IZZO DIDN’T MENTION HOGGARD

Izzo didn’t mention AJ Hoggard by name during the post-game press conference, but the Michigan State head coach was clearly dissatisfied with the way his junior point guard played. 

Hoggard began the game 1-of-6 from the field. He had short rally midway through the second half, but finished 4-of-12 with two assists and two turnovers. 

Izzo says the team is better when Hoggard takes eight or fewer shots. Hoggard has been a lockdown defender at certain checkpoints of his career, but he struggled in the first half against Ohio State’s Bruce Thornton in this game.

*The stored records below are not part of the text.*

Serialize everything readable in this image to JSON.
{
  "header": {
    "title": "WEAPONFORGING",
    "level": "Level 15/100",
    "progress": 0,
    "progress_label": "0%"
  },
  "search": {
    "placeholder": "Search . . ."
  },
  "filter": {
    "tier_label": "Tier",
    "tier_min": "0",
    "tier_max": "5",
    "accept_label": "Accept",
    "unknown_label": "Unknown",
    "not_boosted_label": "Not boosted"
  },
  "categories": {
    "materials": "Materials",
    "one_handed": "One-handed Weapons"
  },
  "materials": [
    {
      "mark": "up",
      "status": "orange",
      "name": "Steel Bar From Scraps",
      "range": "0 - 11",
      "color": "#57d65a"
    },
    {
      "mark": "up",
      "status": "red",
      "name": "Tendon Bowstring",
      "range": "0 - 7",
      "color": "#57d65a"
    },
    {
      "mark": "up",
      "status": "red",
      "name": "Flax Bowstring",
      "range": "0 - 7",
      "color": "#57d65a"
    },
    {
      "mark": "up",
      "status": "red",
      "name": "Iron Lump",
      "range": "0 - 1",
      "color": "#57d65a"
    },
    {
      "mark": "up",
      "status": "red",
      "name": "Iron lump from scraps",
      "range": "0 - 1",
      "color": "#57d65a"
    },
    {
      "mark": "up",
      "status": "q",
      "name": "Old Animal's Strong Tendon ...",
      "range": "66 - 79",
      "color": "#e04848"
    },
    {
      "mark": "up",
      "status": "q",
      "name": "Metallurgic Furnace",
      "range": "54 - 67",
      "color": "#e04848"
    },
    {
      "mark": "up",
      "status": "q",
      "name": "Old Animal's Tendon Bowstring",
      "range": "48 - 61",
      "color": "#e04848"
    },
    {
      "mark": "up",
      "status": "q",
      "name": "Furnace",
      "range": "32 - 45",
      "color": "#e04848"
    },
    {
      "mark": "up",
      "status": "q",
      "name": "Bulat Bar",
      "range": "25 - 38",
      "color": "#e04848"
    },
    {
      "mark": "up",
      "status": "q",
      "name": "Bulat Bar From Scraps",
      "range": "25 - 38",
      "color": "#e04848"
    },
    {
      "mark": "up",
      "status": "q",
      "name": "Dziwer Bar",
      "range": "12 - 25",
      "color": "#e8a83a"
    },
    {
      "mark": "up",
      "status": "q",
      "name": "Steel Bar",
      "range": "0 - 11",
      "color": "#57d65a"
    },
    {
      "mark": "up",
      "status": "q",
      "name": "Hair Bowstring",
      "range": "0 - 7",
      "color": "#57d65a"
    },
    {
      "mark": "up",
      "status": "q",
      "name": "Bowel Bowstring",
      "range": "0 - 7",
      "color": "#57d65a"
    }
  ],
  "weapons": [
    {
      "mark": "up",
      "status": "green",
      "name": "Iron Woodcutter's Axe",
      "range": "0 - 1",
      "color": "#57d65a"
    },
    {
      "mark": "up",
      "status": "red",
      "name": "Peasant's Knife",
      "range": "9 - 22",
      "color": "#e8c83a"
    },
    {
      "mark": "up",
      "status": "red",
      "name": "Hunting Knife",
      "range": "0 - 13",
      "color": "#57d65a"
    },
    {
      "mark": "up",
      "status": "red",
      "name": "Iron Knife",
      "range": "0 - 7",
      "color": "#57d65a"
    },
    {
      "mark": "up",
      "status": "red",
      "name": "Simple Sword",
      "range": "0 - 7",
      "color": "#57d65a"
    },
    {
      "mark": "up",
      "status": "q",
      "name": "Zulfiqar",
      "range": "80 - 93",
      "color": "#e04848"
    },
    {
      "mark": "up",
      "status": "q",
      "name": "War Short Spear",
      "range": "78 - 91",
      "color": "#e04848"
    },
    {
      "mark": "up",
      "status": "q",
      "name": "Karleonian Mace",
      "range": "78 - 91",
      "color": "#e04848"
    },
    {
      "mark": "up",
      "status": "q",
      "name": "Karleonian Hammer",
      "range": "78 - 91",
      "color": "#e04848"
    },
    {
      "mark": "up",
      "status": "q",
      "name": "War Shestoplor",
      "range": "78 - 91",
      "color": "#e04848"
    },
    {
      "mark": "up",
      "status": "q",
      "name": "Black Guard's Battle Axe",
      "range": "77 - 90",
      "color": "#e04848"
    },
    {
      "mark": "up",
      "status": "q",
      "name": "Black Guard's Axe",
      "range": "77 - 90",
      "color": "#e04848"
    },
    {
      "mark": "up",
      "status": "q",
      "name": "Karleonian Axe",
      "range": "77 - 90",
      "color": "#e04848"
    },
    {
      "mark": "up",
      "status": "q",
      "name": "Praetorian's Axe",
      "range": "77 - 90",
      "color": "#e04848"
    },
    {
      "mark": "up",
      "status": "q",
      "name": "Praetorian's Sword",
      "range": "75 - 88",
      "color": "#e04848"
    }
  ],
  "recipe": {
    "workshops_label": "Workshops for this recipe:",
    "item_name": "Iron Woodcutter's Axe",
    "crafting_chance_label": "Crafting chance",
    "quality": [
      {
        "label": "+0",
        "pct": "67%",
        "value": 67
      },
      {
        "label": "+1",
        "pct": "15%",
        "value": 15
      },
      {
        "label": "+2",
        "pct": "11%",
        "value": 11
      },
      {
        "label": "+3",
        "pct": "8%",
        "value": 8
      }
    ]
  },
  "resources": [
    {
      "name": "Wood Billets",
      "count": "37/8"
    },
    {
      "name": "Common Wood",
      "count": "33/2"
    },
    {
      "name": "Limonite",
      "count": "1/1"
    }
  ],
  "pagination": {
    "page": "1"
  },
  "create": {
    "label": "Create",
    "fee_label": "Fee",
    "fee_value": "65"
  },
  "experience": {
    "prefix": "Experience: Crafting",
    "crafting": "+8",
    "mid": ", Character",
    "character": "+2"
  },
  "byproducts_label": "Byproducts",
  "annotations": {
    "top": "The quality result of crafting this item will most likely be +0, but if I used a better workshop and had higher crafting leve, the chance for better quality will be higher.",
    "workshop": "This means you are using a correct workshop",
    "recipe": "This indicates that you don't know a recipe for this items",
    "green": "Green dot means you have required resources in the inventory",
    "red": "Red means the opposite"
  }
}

“The point is a key guy,” Izzo said “Whether I had Mateen Cleaves, or Travis Walton, TumTum, they have to put pressure on the ball. We didn’t. Wo we switched it up and we got Tyson in there (to guard Thornton at the beginning of the second half) and he it started to turn things. Tyson did a hell of a job. 

“We had a chance to tie the game with that lay-up. Not only did we not tie it but we gave up two 3s in a row. 

“We played lie a front-runner team, which is probably the most disappointing to me. I do not want a front-running team but that’s kind of what we played like, for whatever reason. I don’t know but that’s what I have to get back and figure out.”

The painful loss supported one of Izzo’s favorite theorems.

“The great thing about the tournament is we all know defense wins games,” Izzo said. “We all know the scores are lower. 

“You have to be able to guard and if you don’t defend well, you give up drives. Then you don’t rebound as well. We out-rebounded them by 2. That’s not good for us.

“I just though from the head down, our energy wasn’t there. And it wasn’t fatigue. It was maybe we thought with Sensabaugh out – I warned my team about that. I didn’t think they responded that way in any shape or form in the locker room (before the game), but I had to address it.”

Meanwhile, Ohio State found the energy to limit Michigan State to 38.2 percent shooting. Some of that was due to flat-out cold shooting, and some of it was credited to Buckeye tenacity.

“Listen: they played really good,” Izzo said. “We’re not as bad as we played today. It’s been evident by what we have done int he last month. A couple of things happened early in that game – We didn’t cut out, they got a rebound. We’ve been really pushing the denvelope to try to make people understand that the little things matter.

“My pet peeve is free throw cutouts. We lost at Iowa because we did not cut people out. That went unseen. For all the 3s they hit, there was a missed free throw, we didn’t cut him out, they got a bucket. That was the diff in the game.”

Meanwhile, Ohio State majored in the little things.

“Sensabaugh is a hell of a player by the way, i just felt like maybe they played different without him,” Izzo said. “Maybe (Holtmann) really convinced them that they have to really guard. A couple of those guys put on a lot of pressure.

Roddy (Gayle) really played well. Their center, (Felix) Okpara, did a good job on the ball screens, stepping out on that and creating some problems. We just didn’t handle it very well.

“We’ve been good on our break, the last time we played them, we scored 22 points on our break. Today I thought AJ pushed it early and then we just didn’t for whatever reason and that was part of our struggles.

“I say all that and I still say it was our energy on the defensive end (that was lacking).” 

Izzo feels Michigan State’s success on offense over the last two weeks might have had a hand in the defense becoming less effective.

“Energy is a funny thing,” Izzo said. “Sometimes when you start playing better offensively, we got casual defensively and you saw that one stretch when we weren’t. That should be 40 minutes of that. That falls on me. So I’m going to find some guys that want to do that for 40 minutes.

“Today we didn’t and the better team won. They outplayed us in every aspect.”

“I’m giving them a lot of credit but they still made some shots from heaven and that’s what happens. If they can keep that going in, they’ll keep winning.”